To address these issues in Western Austria, a progressive registry of patients with CTD exploring routine clinical and pathophysiological characteristics of ILD and PH will be conducted. This multidisciplinary, prospective and observational registry aims to collect comprehensive clinical data on incidence, prevalence and course of disease regarding all PH and ILD presentations in a real-world setting.
Description
Specifically, this registry will collect demographic data, disease-related clinical data, routine laboratory values (including antibody-profile and iron status), diagnostic procedures, significant comorbidities, therapeutic managements (e.g. thoracic ultrasound, HRCT), and disease outcomes over 10 years.
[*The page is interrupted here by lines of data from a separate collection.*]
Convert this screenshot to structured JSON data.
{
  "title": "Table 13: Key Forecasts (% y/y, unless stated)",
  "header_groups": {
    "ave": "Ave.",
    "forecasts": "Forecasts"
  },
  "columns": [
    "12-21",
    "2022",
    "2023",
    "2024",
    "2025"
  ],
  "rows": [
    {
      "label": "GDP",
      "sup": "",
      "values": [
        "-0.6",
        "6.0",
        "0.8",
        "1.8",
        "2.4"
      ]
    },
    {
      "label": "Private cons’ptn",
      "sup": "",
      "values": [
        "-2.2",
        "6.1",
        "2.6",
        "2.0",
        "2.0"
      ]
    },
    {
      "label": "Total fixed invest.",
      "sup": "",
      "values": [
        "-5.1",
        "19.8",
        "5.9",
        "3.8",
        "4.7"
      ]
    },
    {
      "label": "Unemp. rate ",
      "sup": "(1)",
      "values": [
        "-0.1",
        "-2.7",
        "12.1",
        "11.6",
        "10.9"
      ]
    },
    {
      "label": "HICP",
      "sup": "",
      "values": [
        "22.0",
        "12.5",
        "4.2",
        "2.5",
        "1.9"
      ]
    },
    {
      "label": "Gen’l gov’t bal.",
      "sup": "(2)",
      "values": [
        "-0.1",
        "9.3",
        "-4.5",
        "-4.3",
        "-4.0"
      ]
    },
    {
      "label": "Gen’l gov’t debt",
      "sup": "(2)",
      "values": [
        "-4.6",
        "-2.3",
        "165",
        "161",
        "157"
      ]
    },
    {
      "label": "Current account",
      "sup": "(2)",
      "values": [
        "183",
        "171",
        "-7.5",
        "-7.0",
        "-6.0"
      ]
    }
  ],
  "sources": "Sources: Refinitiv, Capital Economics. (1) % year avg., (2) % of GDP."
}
In addition, blood biobank samples for translational research will be collected in a subgroup of patients with systemic sclerosis over serial time points to study the systemic inflammatory and profibrotic phenotype of patients. In summary, this registry will monitor the disease course of pulmonary manifestations of patients with CTD and may be hypothesis-generating and provide new insights in underlying inflammatory/pro-fibrotic patterns.
Eligibility
Inclusion Criteria:
- The inclusion criteria are adult patients (≥18 years) diagnosed with CTD with signed informed consent.
Exclusion Criteria:
- Exclusion criteria are patients with a serious co-morbidity interfering with the course of interstitial lung disease or pulmonary hypertension.